The data comes from two sources: 1) information from files at HCZ and 2) administrative data on student demographics and outcomes from the New York City Department of Education (NYCDOE). The experiment is to analyze the causal impact of attending the Promise Academy charter schools in HCZ on academic outcomes.
To ensure proper randomization, researchers excluded students with siblings who were lottery winners (since then siblings are automatically enrolled). The HCZ data were then matched to the New York City administrative data using last name, first name, date of birth, prior grade, etc. 69.6% of middle school and 59.9% of elementary school lottery winners enrolled in the Promise Academy for at least one year.
The results indicate that the Promise Academy charter schools are effective in increasing achievement as students in the middle school increased their math and ELA scores by 0.229 and 0.047 standard deviations respectively, using the 2SLS estimates, which is enough to close the black-white achievement gap in mathematics by ninth grade. In the elementary school, students increased their scores in math by 0.191 standard deviations and in ELA by 0.114 standard deviations, which is enough to close the achievement gap by third grade.

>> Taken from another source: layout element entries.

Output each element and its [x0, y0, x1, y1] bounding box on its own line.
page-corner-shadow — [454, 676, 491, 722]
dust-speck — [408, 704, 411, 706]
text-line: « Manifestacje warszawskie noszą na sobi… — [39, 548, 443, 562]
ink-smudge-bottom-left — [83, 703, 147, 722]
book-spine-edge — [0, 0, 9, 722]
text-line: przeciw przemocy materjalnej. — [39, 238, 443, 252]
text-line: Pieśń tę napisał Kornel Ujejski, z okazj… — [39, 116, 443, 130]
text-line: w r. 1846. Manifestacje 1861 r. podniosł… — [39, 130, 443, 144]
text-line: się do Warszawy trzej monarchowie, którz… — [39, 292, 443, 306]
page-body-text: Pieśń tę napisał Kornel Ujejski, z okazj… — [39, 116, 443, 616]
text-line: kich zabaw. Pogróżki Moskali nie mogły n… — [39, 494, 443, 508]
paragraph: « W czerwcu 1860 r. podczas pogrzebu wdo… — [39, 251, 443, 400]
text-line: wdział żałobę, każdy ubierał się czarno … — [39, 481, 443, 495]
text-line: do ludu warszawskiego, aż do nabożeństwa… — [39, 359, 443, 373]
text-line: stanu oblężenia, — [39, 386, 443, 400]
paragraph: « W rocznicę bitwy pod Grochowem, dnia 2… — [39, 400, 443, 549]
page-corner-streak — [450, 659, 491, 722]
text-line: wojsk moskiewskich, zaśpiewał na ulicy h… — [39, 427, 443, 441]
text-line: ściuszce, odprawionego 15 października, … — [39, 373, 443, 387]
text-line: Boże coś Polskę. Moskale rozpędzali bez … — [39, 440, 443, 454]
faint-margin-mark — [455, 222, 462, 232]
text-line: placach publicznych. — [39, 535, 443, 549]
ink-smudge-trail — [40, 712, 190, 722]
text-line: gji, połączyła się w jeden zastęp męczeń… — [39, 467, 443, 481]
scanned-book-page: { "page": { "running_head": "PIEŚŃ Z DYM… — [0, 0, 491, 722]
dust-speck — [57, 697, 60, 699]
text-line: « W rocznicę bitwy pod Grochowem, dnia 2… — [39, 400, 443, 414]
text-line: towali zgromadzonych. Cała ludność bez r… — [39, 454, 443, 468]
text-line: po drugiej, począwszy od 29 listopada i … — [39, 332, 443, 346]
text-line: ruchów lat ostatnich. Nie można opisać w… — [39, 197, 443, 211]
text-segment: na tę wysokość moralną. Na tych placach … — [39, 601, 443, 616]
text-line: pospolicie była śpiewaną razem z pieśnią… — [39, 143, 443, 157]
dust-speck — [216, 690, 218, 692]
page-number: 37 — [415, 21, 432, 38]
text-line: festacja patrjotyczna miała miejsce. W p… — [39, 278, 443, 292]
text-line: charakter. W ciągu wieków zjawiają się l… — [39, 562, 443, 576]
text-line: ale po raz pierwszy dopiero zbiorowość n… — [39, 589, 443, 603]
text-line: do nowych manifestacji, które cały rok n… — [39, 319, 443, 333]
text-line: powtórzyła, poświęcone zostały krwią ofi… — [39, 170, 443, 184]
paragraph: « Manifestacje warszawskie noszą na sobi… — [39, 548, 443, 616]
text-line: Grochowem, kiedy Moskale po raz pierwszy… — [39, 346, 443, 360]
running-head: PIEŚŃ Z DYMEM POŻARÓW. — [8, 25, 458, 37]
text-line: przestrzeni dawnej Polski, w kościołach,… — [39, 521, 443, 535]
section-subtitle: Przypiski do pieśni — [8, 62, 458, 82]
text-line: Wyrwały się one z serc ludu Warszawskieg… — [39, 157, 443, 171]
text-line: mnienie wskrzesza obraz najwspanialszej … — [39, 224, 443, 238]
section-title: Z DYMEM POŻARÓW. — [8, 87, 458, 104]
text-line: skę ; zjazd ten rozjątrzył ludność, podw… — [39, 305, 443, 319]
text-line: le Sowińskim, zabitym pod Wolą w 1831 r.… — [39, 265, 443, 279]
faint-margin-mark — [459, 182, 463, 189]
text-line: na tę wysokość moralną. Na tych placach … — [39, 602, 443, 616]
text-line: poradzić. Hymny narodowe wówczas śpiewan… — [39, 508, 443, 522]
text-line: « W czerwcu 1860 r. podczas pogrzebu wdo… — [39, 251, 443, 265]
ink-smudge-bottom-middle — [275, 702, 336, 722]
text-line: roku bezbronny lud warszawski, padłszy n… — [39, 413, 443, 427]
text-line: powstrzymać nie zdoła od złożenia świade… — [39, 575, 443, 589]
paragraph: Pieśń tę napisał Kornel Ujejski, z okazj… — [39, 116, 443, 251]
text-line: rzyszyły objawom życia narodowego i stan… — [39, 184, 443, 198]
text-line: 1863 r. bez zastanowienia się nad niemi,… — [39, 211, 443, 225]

According to the second empirical test, the distance x cohort instrumental variable strategy for middle school indicates that the effect of attending the Promise Academy is 0.206 standard deviations in math and -0.054 in ELA; therefore, the estimate suggests that math scores will increase 0.618 standard deviations - having a significant impact on math scores but not on ELA scores. For elementary schools, the distance x cohort estimates that students at the Promise Academy gained 0.324 standard deviations in math and 0.420 in ELA for each year. Therefore, the increase in scores was noticeable even if students were not officially in the HCZ zone. And finally, siblings of enrolled lottery winners gained approximately 0.051 standard deviations in math and 0.087 standard deviations in ELA, which is smaller than those who were enrolled in the Promise Academy. Therefore, the experiment suggests that high-quality schools can be more effective than community programs alone.